Last  night she appeared in my dreams. Have you ever had a dream about someone who is dead? It takes a moment to register first that the person is alive before your very eyes and second that he/she really did die in waking life. The sensation is almost impossible to describe.

When Leanne and I met in the dream we were in a classroom surrounded by our high school chums. Not surprising. This is where she and I spent most of our time together. All of a sudden, there she was.

“You’re alive!” I said.

“Yeah,” she said, “I know. It’s pretty amazing.”

She looked amazing. Like she did when we were teenagers: healthy, vibrant, glamorous. In fact, Leanne still had all of these qualities when she was living with cancer. She was as gorgeous as ever.

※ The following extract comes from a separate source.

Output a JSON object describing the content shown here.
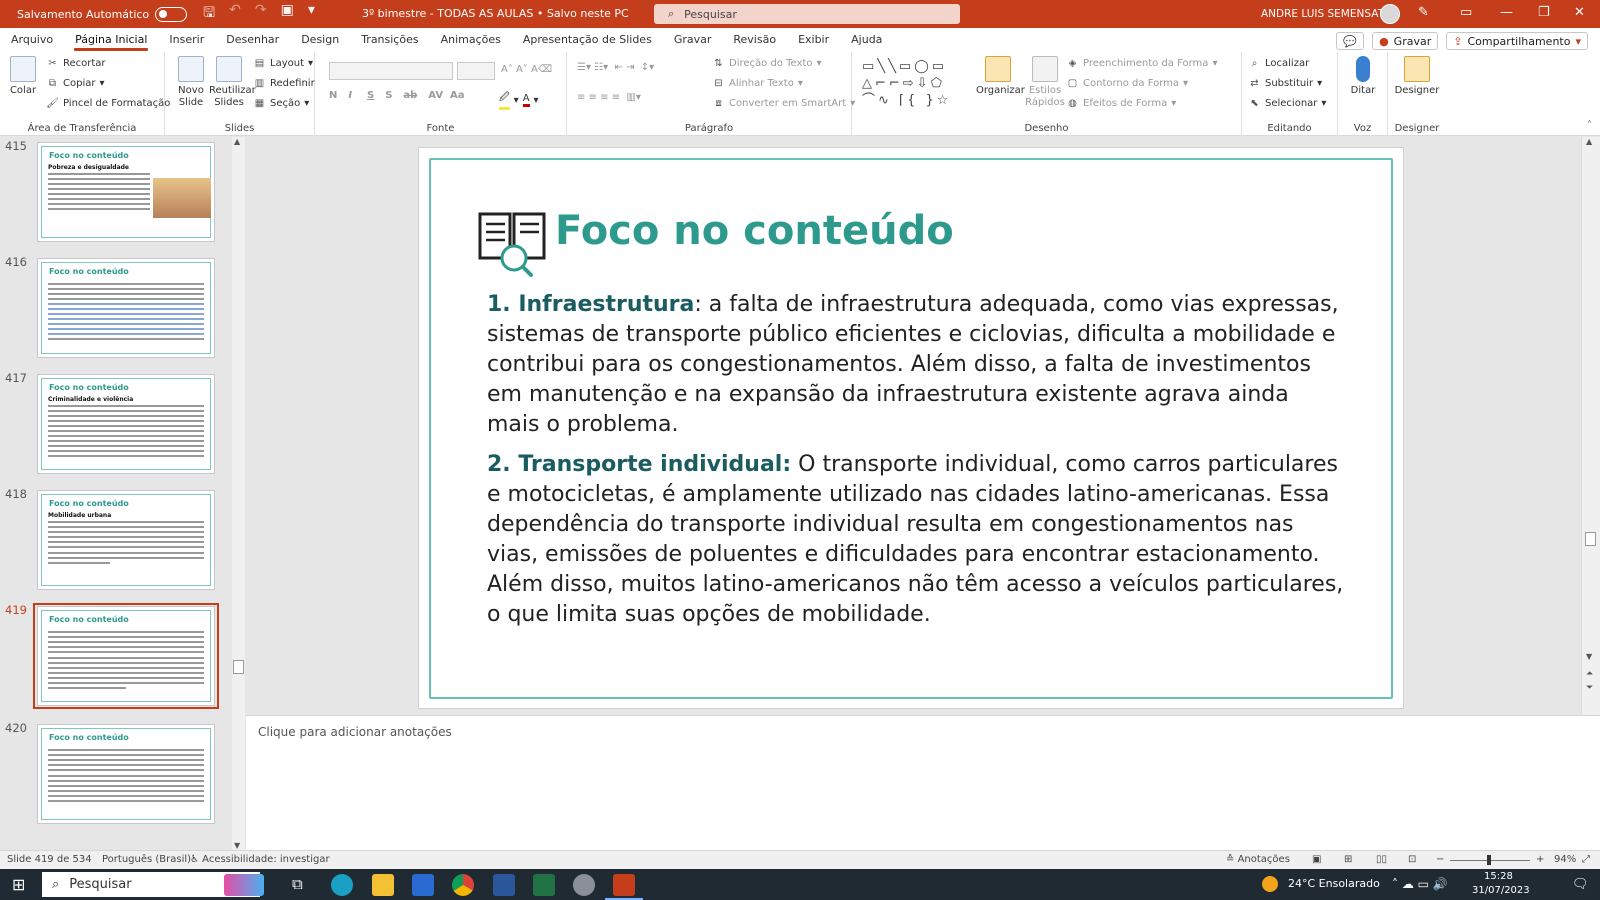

But in the dream there was something different about her. Despite her radiant beauty there was a stiffness and a puffiness in her face. I have seen bodies that have been embalmed. Her jaw looked somewhat like this.

I’m sorry if that’s morbid. But the unnaturalness in her face kept reminding my conscious self that I was dreaming. Something was not right.

And yet the reunion was celebratory. Leanne was alive! Alive. Incredible. And so real. When I awoke I couldn’t believe it. I got to see her, to speak with her, to be near her again.

Did it really happen? Did she visit me? Can the spirit of a person come to another person through a dream?

Once a friend of mine gave me a card that said, “I do not know whether I was then a man dreaming I was a butterfly, or whether I am a butterfly dreaming I am a man.” The quote is by Chuang Tzu, an ancient Chinese Philosopher who may or may not have existed.

The quote, according to Burton Watson, an “accomplished translator of Chinese and Japanese literature and poetry”, references “the Transformation of Things.”

I found this quote when I Googled “the transformation of things”:

“[The butterfly dream] shows that, although in ordinary appearance there are differences between things, in delusions or in dreams one thing can also be another. The transformation of things proves that the differences among things are not absolute.”

In my dreams Leanne is alive. In waking life she is not. The difference between these two truths is not absolute. “Absolute” means “final”.

Leanne’s death was final. And yet not. Wait a minute, am I a butterfly?

Inspiring Message of the Day: Life has so many puzzles and riddles. I cannot solve them all. But I can embrace them. I can embrace the Mystery and be held by its Great Power.